Le dichiarazioni
Il pentito Anemolo: «A Bari i clan gestivano le trattative tra costruttori»
Il verbale dell'ex boss di San Pasquale: «L'incontro con gli uomini dei Parisi per un suolo in via Capruzzi»
Imprenditori che si rivolgevano ai clan per le trattative sull’acquisto di terreni edificabili, summit nei bar cittadini tra mafiosi o tra boss e imprenditori per stringere accordi con percentuali da riconoscere ai gruppi criminali e protezione sui cantieri in cambio di qualche centinaia di euro al mese. C’è tutto questo nelle dichiarazioni dei collaboratori di giustizia finite nei faldoni dell’ultima inchiesta sulla mafia di Japigia, terzo filone dell’indagine della Dda di Bari «Codice Interno».
A raccontare un episodio inedito, anche se risalente - stando ai ricordi del «pentito» al 2018-2019 - è l’ex boss Vincenzo Anemolo, 60 anni, detenuto da cinque e da tre nel programma di protezione dopo la decisione di collaborare con la giustizia. Anemolo ha raccontato di una trattativa con il clan Parisi-Palermiti per un terreno sull’estramurale Capruzzi, al di là della ferrovia verso Japigia.
Il 60enne oggi «pentito» era all’epoca al vertice dell’omonimo clan di Carrassi. Agli inquirenti antimafia, solo qualche giorno fa, ha raccontato una vicenda relativa alla «spartizione» dei cantieri su cui esercitare controllo e pressioni. Lui - ha spiegato - fu contattato dal titolare di una impresa edile che stava realizzando un palazzo nel quartiere Carrassi e che era interessata ad acquistare un grosso terreno sull’estramurale. Quel suolo, però, era di proprietà di altri costruttori e l’intervento del boss - nelle richieste dell’impresa - avrebbe dovuto «togliere di mezzo» i concorrenti. L’impresa che aveva commissionato la trattativa gli aveva detto di essere disposta a pagare 480mila euro per il suolo: se Anemolo e i suoi fossero riusciti a trattare per l’acquisto ad un prezzo più basso, la restante parte del denaro sarebbe andata al clan. «Erano disposti a pagarlo fino a 480mila euro questo terreno, “quello che riuscite a dargli di meno, ve lo prendete voi”» ha riferito. E così incontrò i costruttori proprietari del terreno nel bar Miss Italia a Poggiofranco. «Inizialmente titubarono un po’, poi alla fine glielo facemmo capire chiaro e tondo, dissi: “Quel terreno lo devi lasciare”. Arrivammo sui 410mila euro come somma, ma poi intervennero quelli di Japigia all’improvviso, venne il genero di Palermiti, Filippo Mineccia. Mi avvicinò e disse “sai, quello appartiene addirittura a un nipote di Savino”». Quando, cioè, l’accordo sembrava chiuso, si fece avanti il clan di Japigia, al quale i costruttori proprietari «si erano rivolti, avevano chiesto aiuto perché non volevano cedere il terreno». «Dissero “quella è zona nostra”, perché per loro l’estramurale Capruzzi appartiene alla zona di Japigia e dissero “dovete lasciarli stare” (riferito ai costruttori, ndr). Loro rispettavamo la zona mia, io rispettavo la zona loro e lo lasciammo». Secondo Anemolo, comunque, quella «fu una sgarbatezza, perché loro non si vollero accordare con noi, volevano mangiare da soli, insomma alla fine c’è stata una rottura».
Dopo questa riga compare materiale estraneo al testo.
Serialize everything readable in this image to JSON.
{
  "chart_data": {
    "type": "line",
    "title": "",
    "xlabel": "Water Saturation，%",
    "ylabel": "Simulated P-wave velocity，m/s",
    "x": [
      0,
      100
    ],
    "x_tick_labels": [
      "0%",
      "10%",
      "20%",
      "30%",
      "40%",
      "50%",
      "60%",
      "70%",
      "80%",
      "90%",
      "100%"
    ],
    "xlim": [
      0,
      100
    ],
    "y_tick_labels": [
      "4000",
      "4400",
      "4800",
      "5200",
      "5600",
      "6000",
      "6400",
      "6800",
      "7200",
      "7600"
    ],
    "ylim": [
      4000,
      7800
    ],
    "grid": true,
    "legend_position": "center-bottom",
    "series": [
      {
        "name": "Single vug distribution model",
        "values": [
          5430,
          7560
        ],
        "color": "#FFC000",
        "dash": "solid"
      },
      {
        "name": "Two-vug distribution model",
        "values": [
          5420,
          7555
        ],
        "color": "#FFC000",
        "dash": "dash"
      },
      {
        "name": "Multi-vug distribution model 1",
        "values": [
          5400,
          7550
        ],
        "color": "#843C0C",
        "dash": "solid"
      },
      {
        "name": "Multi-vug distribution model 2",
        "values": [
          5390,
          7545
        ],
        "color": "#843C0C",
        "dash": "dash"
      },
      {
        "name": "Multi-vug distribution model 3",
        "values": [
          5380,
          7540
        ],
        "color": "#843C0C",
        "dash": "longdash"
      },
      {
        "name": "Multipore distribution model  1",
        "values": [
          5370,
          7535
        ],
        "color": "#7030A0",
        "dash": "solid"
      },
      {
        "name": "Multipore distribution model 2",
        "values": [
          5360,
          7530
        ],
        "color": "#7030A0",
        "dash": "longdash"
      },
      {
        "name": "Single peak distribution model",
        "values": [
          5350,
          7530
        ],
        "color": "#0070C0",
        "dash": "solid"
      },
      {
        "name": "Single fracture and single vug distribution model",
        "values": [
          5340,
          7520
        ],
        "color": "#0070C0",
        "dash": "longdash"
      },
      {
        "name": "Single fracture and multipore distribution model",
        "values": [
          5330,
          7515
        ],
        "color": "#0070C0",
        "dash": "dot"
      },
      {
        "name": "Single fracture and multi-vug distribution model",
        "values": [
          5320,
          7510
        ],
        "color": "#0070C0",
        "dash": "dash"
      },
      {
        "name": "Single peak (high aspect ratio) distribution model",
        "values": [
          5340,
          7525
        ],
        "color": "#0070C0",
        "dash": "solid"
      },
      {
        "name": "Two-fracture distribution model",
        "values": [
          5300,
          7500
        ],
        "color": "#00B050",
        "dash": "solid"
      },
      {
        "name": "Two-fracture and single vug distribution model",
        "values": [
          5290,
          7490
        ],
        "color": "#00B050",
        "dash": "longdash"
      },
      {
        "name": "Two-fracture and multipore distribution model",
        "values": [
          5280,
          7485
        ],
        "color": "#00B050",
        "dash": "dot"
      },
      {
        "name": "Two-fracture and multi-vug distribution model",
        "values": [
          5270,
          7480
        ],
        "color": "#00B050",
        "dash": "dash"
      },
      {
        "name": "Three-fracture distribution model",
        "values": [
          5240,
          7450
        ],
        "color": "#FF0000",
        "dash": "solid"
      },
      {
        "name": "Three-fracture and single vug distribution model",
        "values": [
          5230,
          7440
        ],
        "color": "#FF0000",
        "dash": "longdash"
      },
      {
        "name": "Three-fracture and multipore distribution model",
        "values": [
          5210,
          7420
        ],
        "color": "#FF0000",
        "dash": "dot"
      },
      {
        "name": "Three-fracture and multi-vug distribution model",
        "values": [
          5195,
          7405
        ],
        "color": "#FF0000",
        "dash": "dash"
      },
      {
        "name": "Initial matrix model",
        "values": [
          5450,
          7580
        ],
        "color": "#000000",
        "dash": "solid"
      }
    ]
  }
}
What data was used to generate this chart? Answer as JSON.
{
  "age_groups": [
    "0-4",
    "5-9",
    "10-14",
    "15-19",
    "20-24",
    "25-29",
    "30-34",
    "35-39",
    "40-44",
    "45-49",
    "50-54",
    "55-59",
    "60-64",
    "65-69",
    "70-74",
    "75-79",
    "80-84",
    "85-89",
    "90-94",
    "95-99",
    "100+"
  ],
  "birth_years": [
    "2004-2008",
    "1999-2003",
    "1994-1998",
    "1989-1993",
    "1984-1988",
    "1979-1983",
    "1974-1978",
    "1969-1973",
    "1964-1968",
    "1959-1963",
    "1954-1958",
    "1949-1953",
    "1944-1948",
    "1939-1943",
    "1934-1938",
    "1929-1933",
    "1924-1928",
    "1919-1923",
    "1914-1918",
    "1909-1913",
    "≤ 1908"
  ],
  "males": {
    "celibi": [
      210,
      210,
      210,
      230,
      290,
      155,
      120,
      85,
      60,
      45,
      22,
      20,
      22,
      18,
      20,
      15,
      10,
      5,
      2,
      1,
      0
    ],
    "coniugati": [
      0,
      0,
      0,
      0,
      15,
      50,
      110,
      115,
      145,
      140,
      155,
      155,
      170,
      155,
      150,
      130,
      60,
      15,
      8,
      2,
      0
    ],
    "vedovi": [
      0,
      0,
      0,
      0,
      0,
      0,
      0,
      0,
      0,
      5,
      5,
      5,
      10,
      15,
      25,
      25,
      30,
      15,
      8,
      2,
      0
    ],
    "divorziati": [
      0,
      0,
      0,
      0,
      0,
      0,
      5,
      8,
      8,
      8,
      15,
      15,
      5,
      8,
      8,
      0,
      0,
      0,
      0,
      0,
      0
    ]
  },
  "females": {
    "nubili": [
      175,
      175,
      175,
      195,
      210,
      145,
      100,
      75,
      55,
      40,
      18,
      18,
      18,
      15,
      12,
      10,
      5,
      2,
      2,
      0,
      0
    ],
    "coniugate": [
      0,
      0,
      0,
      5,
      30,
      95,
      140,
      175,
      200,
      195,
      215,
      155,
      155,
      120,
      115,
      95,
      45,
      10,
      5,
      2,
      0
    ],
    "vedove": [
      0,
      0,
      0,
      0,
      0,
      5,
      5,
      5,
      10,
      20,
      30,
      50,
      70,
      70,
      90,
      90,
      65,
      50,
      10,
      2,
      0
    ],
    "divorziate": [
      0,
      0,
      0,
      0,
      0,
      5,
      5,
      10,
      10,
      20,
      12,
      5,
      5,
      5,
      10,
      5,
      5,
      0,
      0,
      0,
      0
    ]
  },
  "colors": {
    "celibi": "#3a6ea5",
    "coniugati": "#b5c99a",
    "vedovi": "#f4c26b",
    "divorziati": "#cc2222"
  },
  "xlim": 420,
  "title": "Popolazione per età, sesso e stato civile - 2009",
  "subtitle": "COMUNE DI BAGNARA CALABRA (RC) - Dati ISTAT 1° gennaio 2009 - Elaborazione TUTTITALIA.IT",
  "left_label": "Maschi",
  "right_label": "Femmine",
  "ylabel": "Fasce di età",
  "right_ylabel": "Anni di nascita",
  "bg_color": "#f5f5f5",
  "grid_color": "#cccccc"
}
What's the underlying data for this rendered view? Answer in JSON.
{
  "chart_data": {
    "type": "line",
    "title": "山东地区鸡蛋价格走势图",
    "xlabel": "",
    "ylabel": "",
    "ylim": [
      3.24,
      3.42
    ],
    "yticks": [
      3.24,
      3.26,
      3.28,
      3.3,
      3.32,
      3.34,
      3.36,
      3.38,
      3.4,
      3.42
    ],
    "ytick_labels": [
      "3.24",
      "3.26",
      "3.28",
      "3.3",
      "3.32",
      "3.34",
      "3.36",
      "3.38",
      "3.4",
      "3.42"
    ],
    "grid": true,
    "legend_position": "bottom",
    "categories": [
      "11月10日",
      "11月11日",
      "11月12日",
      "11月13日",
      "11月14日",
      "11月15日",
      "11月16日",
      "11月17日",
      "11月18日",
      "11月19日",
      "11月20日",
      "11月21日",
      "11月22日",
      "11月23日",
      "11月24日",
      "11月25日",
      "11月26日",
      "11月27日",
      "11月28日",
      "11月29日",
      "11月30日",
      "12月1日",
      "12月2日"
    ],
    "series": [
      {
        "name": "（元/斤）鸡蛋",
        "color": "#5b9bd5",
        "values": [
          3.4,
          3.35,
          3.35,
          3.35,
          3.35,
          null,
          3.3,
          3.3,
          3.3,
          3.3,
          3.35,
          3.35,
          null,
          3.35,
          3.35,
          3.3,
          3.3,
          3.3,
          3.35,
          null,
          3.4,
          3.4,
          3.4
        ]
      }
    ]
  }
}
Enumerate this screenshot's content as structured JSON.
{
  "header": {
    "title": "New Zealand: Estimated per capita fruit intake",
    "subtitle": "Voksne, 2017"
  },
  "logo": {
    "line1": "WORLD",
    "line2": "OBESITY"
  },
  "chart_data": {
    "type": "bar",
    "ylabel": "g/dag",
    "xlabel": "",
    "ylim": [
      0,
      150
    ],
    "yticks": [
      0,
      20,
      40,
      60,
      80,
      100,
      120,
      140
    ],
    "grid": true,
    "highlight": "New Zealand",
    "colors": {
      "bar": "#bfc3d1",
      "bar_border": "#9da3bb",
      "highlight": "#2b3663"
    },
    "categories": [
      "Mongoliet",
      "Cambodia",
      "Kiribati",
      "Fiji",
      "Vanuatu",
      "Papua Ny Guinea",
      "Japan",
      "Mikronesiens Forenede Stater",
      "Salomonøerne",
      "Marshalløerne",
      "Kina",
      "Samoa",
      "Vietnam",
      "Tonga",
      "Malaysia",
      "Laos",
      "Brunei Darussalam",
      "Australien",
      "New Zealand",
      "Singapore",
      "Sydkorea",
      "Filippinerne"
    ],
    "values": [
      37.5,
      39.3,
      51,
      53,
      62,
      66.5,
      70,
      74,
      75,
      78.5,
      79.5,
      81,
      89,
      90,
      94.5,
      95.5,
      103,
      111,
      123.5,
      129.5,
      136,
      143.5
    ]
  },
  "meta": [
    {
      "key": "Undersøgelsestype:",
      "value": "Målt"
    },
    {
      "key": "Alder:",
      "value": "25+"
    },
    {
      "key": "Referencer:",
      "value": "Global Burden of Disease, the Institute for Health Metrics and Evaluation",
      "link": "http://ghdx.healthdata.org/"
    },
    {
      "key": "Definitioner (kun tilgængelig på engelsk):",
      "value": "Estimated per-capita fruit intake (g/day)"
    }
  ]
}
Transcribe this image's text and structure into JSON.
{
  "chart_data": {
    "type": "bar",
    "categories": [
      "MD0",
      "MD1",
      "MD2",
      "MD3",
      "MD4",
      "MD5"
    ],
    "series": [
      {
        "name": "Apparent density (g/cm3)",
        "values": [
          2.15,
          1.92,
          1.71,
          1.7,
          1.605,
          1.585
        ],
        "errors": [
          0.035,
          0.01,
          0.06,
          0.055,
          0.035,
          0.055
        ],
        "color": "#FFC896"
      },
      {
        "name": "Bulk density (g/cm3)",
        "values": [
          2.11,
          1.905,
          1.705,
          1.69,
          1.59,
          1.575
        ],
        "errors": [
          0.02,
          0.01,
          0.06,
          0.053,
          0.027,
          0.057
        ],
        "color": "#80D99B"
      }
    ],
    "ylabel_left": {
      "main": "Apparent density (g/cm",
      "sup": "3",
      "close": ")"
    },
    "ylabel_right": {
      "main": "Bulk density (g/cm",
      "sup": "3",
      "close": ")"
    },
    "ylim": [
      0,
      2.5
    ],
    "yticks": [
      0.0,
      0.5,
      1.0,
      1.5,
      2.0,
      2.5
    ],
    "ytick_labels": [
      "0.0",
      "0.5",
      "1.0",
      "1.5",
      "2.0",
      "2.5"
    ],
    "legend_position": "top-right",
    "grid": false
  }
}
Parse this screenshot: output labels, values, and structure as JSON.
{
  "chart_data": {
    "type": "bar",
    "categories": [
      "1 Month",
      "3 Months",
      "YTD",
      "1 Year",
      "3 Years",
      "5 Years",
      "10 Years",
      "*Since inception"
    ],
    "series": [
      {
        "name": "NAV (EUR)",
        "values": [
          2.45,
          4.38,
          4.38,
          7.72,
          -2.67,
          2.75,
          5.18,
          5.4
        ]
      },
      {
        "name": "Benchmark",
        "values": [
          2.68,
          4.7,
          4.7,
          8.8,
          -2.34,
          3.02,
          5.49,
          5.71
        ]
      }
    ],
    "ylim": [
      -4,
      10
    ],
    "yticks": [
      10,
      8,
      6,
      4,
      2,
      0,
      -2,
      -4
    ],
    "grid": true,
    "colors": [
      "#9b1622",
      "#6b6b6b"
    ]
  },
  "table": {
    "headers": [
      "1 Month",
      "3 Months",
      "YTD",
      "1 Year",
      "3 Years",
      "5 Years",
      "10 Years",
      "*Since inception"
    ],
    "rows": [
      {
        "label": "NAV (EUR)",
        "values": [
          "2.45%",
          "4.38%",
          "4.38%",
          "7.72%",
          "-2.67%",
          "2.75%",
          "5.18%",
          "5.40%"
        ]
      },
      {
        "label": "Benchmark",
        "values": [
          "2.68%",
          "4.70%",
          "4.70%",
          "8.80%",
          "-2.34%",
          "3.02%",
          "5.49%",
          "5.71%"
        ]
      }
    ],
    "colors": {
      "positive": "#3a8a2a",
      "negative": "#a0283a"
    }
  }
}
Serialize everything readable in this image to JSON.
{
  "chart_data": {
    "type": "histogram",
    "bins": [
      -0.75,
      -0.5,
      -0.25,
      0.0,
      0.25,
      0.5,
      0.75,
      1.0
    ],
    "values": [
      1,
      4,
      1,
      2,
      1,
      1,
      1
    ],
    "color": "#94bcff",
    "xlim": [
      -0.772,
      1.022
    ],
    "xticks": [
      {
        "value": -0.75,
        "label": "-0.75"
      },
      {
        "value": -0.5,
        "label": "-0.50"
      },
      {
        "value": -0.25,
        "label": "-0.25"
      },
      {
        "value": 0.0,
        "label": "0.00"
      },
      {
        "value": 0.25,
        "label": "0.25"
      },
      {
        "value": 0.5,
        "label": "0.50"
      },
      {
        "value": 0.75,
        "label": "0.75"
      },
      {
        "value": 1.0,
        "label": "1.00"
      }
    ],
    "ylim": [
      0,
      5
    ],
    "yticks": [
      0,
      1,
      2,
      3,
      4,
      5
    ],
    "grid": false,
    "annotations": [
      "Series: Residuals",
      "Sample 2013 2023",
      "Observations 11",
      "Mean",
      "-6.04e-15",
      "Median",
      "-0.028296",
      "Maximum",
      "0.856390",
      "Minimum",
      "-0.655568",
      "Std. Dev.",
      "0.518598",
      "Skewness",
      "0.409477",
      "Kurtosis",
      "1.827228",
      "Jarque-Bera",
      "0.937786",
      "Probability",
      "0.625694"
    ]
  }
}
Quindi, andò a riferire al «suo» imprenditore come si era evoluta la faccenda. «Andai ad avvisare, dissi non posso fare più niente», ma «non volevano mollare, dissero andiamo per le vie legali». Di qui la scelta di lasciar perdere: «Dissi “senti, io mi tolgo di mezzo perché questa ci manda in galera a tutti quanti qua”».